Murdoch later came to outgrow his dyslexia and went on to study at The College of Pharmacy in Wellington. Following this, he completed a five-year apprenticeship and, like his father, became a pharmacist. He later studied to become a veterinarian. as he had an interest in not only human welfare, but also the welfare of animals.
Disposable hypodermic syringe
Both a pharmacist and a veterinarian, Murdoch was aware of the risks in reusing syringes. There was a high risk of passing infection from one patient to the next in both humans and animals unless the glass syringe was sterilized accurately. Wanting to eliminate these risks, and needing a more effective vaccination for his animal patients, Murdoch designed and invented the disposable hypodermic syringe, a plastic version of its glass predecessor. Murdoch presented the design to officials of the New Zealand Department of Health, who were skeptical, and believed it too futuristic, and that it would not be received well by both doctors and patients. Development of the syringe was held off for a few years due to lack of funding. Eventually, when he was granted both patents, Murdochs syringe became hugely successful, with millions used throughout the world every day. It is not widely known as a New Zealand design, although Murdoch’s achievements have been covered in the New Zealand media.

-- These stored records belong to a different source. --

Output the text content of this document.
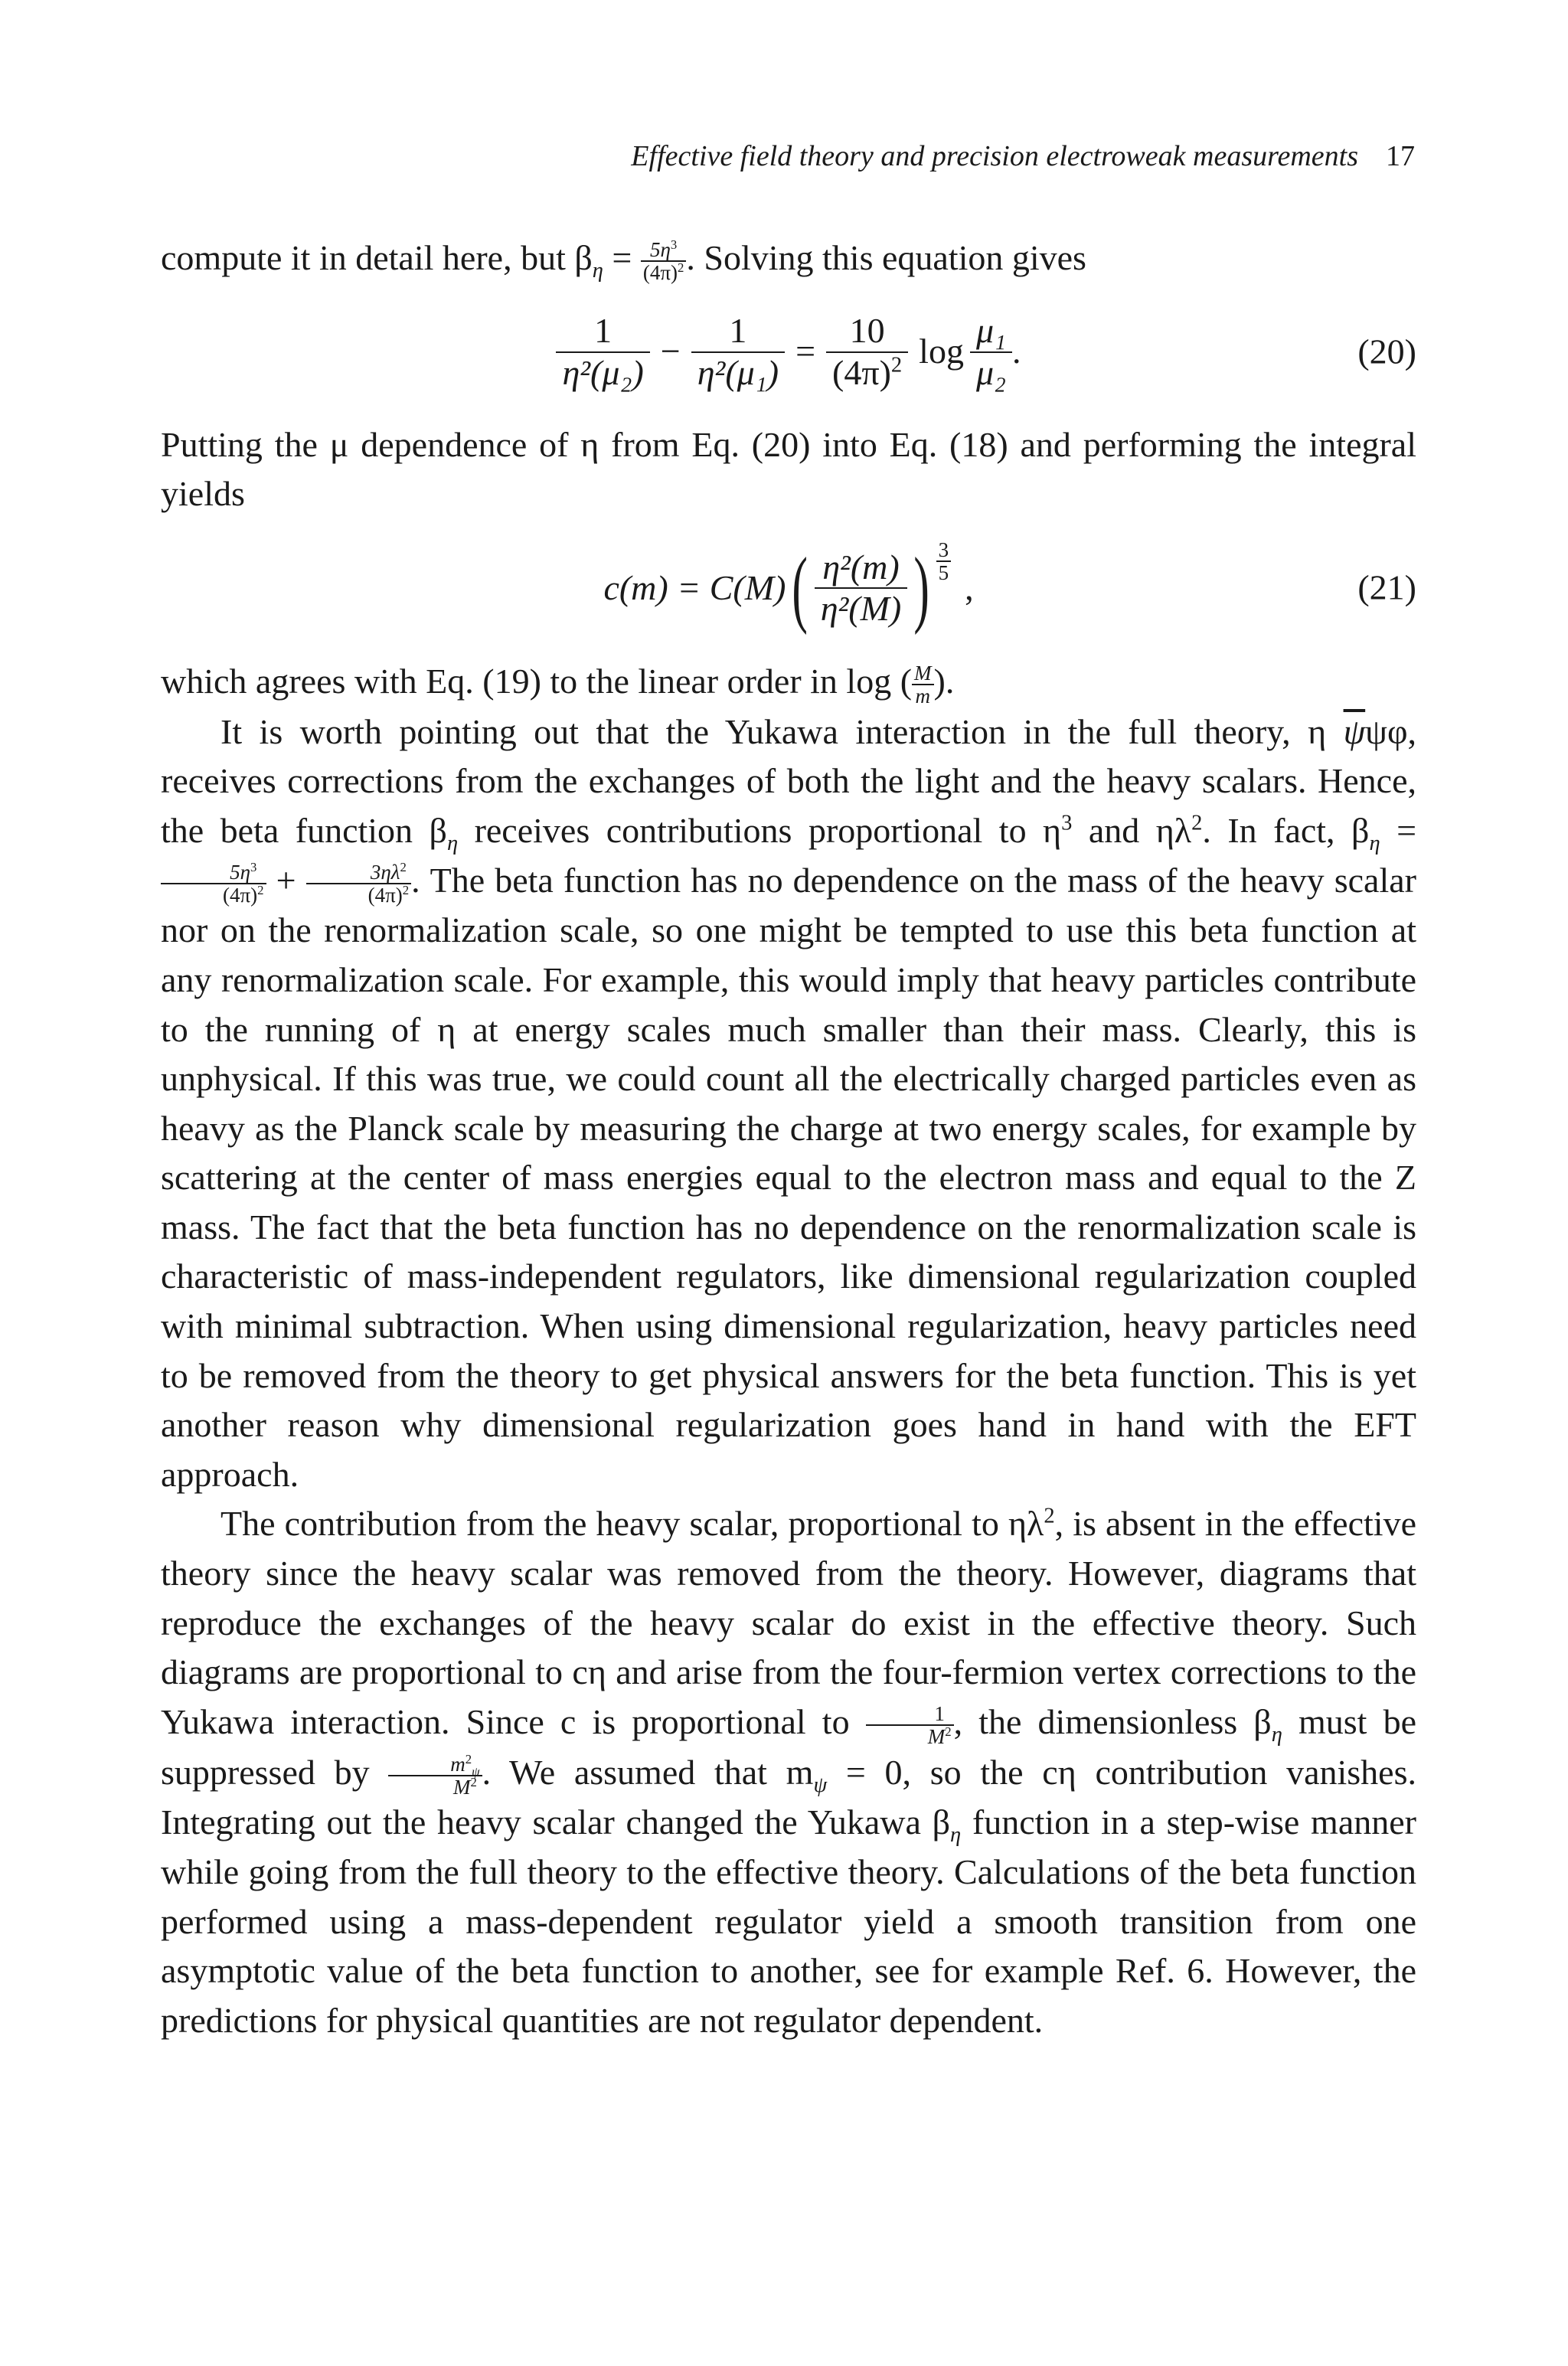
Effective field theory and precision electroweak measurements 17

compute it in detail here, but $\beta_\eta = \frac{5\eta^3}{(4\pi)^2}$ . Solving this equation gives

$\frac{1}{\text{η²(μ₂)}} - \frac{1}{\text{η²(μ₁)}} = \frac{10}{(4\pi)^2}$ $\log \frac{\text{μ₁}}{\text{μ₂}}$ .	(20)

Putting the μ dependence of η from Eq. (20) into Eq. (18) and performing the integral yields

c(m) = C(M) ( $\frac{\text{η²(m)}}{\text{η²(M)}}$ ) $\frac{3}{5}$
,	(21)

which agrees with Eq. (19) to the linear order in log ( $\frac{M}{m}$ ).

It is worth pointing out that the Yukawa interaction in the full theory, η $\overline{\psi}\psi\varphi$, receives corrections from the exchanges of both the light and the heavy scalars. Hence, the beta function $\beta_\eta$ receives contributions proportional to $\eta^3$ and $\eta\lambda^2$. In fact, $\beta_\eta$ =
$\frac{5\eta^3}{(4\pi)^2} + \frac{3\eta\lambda^2}{(4\pi)^2}$ . The beta function has no dependence on the mass of the heavy scalar nor on the renormalization scale, so one might be tempted to use this beta function at any renormalization scale. For example, this would imply that heavy particles contribute to the running of η at energy scales much smaller than their mass. Clearly, this is unphysical. If this was true, we could count all the electrically charged particles even as heavy as the Planck scale by measuring the charge at two energy scales, for example by scattering at the center of mass energies equal to the electron mass and equal to the Z mass. The fact that the beta function has no dependence on the renormalization scale is characteristic of mass-independent regulators, like dimensional regularization coupled with minimal subtraction. When using dimensional regularization, heavy particles need to be removed from the theory to get physical answers for the beta function. This is yet another reason why dimensional regularization goes hand in hand with the EFT approach.

The contribution from the heavy scalar, proportional to $\eta\lambda^2$, is absent in the effective theory since the heavy scalar was removed from the theory. However, diagrams that reproduce the exchanges of the heavy scalar do exist in the effective theory. Such diagrams are proportional to cη and arise from the four-fermion vertex corrections to the Yukawa interaction. Since c is proportional to $\frac{1}{M^2}$ , the dimensionless $\beta_\eta$ must be suppressed by $\frac{m^2_\psi}{M^2}$ . We assumed that $m_\psi = 0$, so the cη contribution vanishes. Integrating out the heavy scalar changed the Yukawa $\beta_\eta$ function in a step-wise manner while going from the full theory to the effective theory. Calculations of the beta function performed using a mass-dependent regulator yield a smooth transition from one asymptotic value of the beta function to another, see for example Ref. 6. However, the predictions for physical quantities are not regulator dependent.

In the 1950s, while working with colleagues who were studying introduced wild goat, deer and tahr populations in New Zealand, Murdoch had the idea that the animals would be much easier to catch, examine and release if a dose of tranquilliser could be administered by projection from afar. Murdoch became experienced with repairing and modifying guns during World War II, as rifles and shot guns were not being imported into New Zealand at that time. With both motive and experience, Murdoch went on to develop a range of rifles, darts and pistols, which have had an enormous impact on the treatment and study of animals around the world.

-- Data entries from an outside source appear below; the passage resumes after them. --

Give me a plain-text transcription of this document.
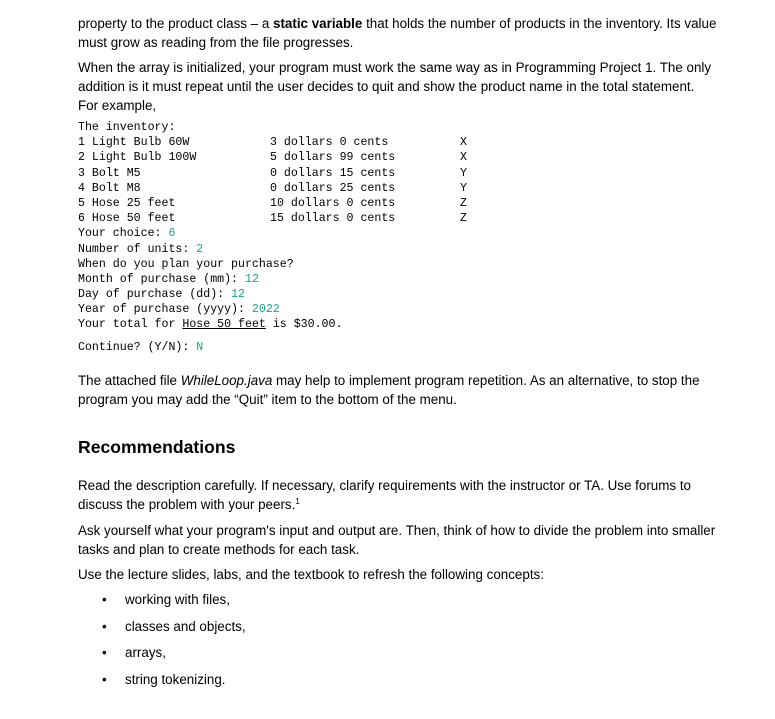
property to the product class – a static variable that holds the number of products in the inventory. Its value must grow as reading from the file progresses.

When the array is initialized, your program must work the same way as in Programming Project 1. The only addition is it must repeat until the user decides to quit and show the product name in the total statement. For example,

The inventory:
1 Light Bulb 60W	3 dollars 0 cents	X
2 Light Bulb 100W	5 dollars 99 cents	X
3 Bolt M5	0 dollars 15 cents	Y
4 Bolt M8	0 dollars 25 cents	Y
5 Hose 25 feet	10 dollars 0 cents	Z
6 Hose 50 feet	15 dollars 0 cents	Z
Your choice: 6
Number of units: 2
When do you plan your purchase?
Month of purchase (mm): 12
Day of purchase (dd): 12
Year of purchase (yyyy): 2022
Your total for Hose 50 feet is $30.00.
Continue? (Y/N): N

The attached file WhileLoop.java may help to implement program repetition. As an alternative, to stop the program you may add the “Quit” item to the bottom of the menu.

Recommendations

Read the description carefully. If necessary, clarify requirements with the instructor or TA. Use forums to discuss the problem with your peers.$^1$

Ask yourself what your program's input and output are. Then, think of how to divide the problem into smaller tasks and plan to create methods for each task.

Use the lecture slides, labs, and the textbook to refresh the following concepts:

• working with files,
• classes and objects,
• arrays,
• string tokenizing.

At the time Murdoch started testing his gun, the only tranquilliser drugs available were curare and alkaloids of nicotine, both of which tended to have fatal reactions in a high percentage of animals. In partnership with pharmaceutical companies, he helped develop more sophisticated drugs with precise and safe reactions.
Paxarms Limited (which stands for peace and arms), Murdochs own company, has developed various systems for administering veterinary products to a range of animals.
Colin Murdoch has been acknowledged for his life’s work. In 1976 he won three gold medals and a bronze at the World Inventions Fair in Brussels. The New Zealand Design Council has also honoured him and in 2000 he was made an Officer of the New Zealand Order of Merit for services to inventing. Time magazine included him in a list of the 100 most influential people of the South Pacific.
Despite the relative ubiquity of his inventions, Murdoch did not become rich because of them. He deliberately chose not to sue companies that violated his patents, satisfied instead that they were being put to good use.
In his final years he lived quietly in Timaru until his death from cancer.